Below are concrete Axum examples that demonstrate secure handling of Basic Auth alongside origin validation and route protection.
use axum::{
async_trait, extract::Request, http::header, routing::get, Router,
response::IntoResponse,
};
use std::net::{IpAddr, Ipv4Addr};
/// Allowed origins for requests. In production, make this configurable and tightly scoped.
const ALLOWED_ORIGIN: &str = "https://api.example.com";
/// Validate Host header to prevent DNS rebinding to internal IPs.
fn is_valid_host(host: &str) -> bool {
// Define allowed hosts and resolved IPs.
let allowed_hosts = ["api.example.com", "app.example.com"];
let allowed_ips = [IpAddr::V4(Ipv4Addr::new(203, 0, 113, 10))];
allowed_hosts.contains(&host) || allowed_ips.contains(&host.parse().ok()?)
}
/// Validate Origin header to mitigate DNS rebinding.

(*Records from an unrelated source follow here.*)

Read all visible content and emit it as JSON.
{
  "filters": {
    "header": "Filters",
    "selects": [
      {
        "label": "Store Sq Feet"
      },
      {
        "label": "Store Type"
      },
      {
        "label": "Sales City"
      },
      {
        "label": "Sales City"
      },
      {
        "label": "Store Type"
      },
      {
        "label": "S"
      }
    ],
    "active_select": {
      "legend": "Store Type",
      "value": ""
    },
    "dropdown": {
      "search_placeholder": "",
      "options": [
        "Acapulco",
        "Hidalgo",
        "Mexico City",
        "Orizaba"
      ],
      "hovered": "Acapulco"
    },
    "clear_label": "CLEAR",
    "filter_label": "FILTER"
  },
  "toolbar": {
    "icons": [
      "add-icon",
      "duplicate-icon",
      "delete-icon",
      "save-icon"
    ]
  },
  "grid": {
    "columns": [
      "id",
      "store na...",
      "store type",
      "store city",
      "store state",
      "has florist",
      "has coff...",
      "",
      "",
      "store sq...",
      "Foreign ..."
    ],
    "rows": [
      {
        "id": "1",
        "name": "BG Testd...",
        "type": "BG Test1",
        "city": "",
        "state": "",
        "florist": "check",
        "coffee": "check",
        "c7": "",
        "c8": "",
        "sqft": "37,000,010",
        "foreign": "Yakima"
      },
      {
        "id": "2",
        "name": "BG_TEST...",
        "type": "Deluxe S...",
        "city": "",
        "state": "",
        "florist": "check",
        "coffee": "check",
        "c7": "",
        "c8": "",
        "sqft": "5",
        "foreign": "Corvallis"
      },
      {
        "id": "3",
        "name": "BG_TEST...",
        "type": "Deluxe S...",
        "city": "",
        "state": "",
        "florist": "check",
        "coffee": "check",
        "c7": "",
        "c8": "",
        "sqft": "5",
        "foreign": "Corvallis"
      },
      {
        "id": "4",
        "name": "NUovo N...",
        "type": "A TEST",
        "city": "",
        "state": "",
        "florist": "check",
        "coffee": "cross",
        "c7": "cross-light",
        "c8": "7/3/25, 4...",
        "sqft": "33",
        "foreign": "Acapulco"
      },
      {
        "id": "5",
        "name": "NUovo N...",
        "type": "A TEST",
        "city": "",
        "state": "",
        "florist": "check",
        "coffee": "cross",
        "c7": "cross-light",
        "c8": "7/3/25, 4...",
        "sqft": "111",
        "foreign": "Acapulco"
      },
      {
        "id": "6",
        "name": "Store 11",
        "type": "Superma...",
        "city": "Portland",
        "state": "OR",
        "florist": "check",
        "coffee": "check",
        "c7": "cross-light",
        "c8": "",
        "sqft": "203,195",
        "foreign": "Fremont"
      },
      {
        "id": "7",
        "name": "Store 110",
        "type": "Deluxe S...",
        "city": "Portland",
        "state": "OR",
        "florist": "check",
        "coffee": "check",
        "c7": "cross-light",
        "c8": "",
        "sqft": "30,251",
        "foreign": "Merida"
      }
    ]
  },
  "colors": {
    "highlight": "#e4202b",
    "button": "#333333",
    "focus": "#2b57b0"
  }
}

fn validate_origin(req: &Request) -> bool {
if let Some(origin) = req.headers().get(header::ORIGIN) {
if let Ok(origin_str) = origin.to_str() {
return origin_str == ALLOWED_ORIGIN;
}
}
false
}
async fn debug_public_info() -> impl IntoResponse {
(axum::http::StatusCode::OK, "Public debug info")
}
async fn protected_route() -> impl IntoResponse {
(axum::http::StatusCode::OK, "Protected data")
}
#[tokio::main]
async fn main() {
let app = Router::new()
.route("/debug/public", get(debug_public_info))
.route("/api/protected", get(protected_route))
.layer(axum::middleware::from_fn(async |req, next| {
// Reject requests with missing or mismatched Host.
let host = req.headers()
.get(header::HOST)
.and_then(|h| h.to_str().ok())
.unwrap_or("");
if !is_valid_host(host) {
return Ok::<_, axum::BoxError>(
(axum::http::StatusCode::FORBIDDEN, "Invalid host").into_response(),
);
}
// Enforce strict Origin validation for credentialed routes.
if !validate_origin(&req) {
return Ok::<_, axum::BoxError>(
(axum::http::StatusCode::FORBIDDEN, "Invalid origin").into_response(),
);
}
// Proceed to Basic Auth extraction and verification.
let auth_header = req.headers()
.get(header::AUTHORIZATION)
.and_then(|h| h.to_str().ok())
.unwrap_or("");
if !verify_basic_auth(auth_header) {
let response = (axum::http::StatusCode::UNAUTHORIZED,
[(header::WWW_AUTHENTICATE, "Basic realm=\"secure\"")]
).into_response();
return Ok(response);
}
let response = next.run(req).await?;
Ok(response)
}));
axum::Server::bind(&"0.0.0.0:3000".parse().unwrap())
.serve(app.into_make_service())
.await
.unwrap();
}
fn verify_basic_auth(header_value: &str) -> bool {
// In real services, decode and compare against a secure store.
const EXPECTED_USER: &str = "admin";
const EXPECTED_PASS: &str = "s3cur3pass";
if let Ok(auth) = base64::decode(header_value.trim_start_matches("Basic ")) {
if let Ok(credentials) = String::from_utf8(auth) {
let parts: Vec<&str> = credentials.splitn(2, ':').collect();
return parts.get(0) == Some(&EXPECTED_USER) && parts.get(1) == Some(&EXPECTED_PASS);
}
}
false
}
Key mitigations in this pattern:
- Host validation prevents the server from accepting requests where the Host header resolves to an internal IP, reducing the effectiveness of DNS rebinding.
- Strict Origin checking ensures that credentialed requests originate only from approved domains, blocking cross-origin rebinding attempts from malicious sites.
- Basic Auth is verified only after network and origin checks, ensuring that even if credentials are sent, they are not honored for suspicious origins.
- Expose minimal endpoints over public interfaces; avoid binding debug or introspection routes to the same host and port as authenticated APIs unless they are rigorously guarded.
In addition to code controls, use network design practices such as binding sensitive endpoints to localhost or internal networks only, employing reverse proxy ACLs, and avoiding Basic Auth for high-risk operations without additional context-aware checks. MiddleBrick’s scans highlight routes that lack such layered protections and map findings to frameworks like OWASP API Top 10 and PCI-DSS to support remediation planning.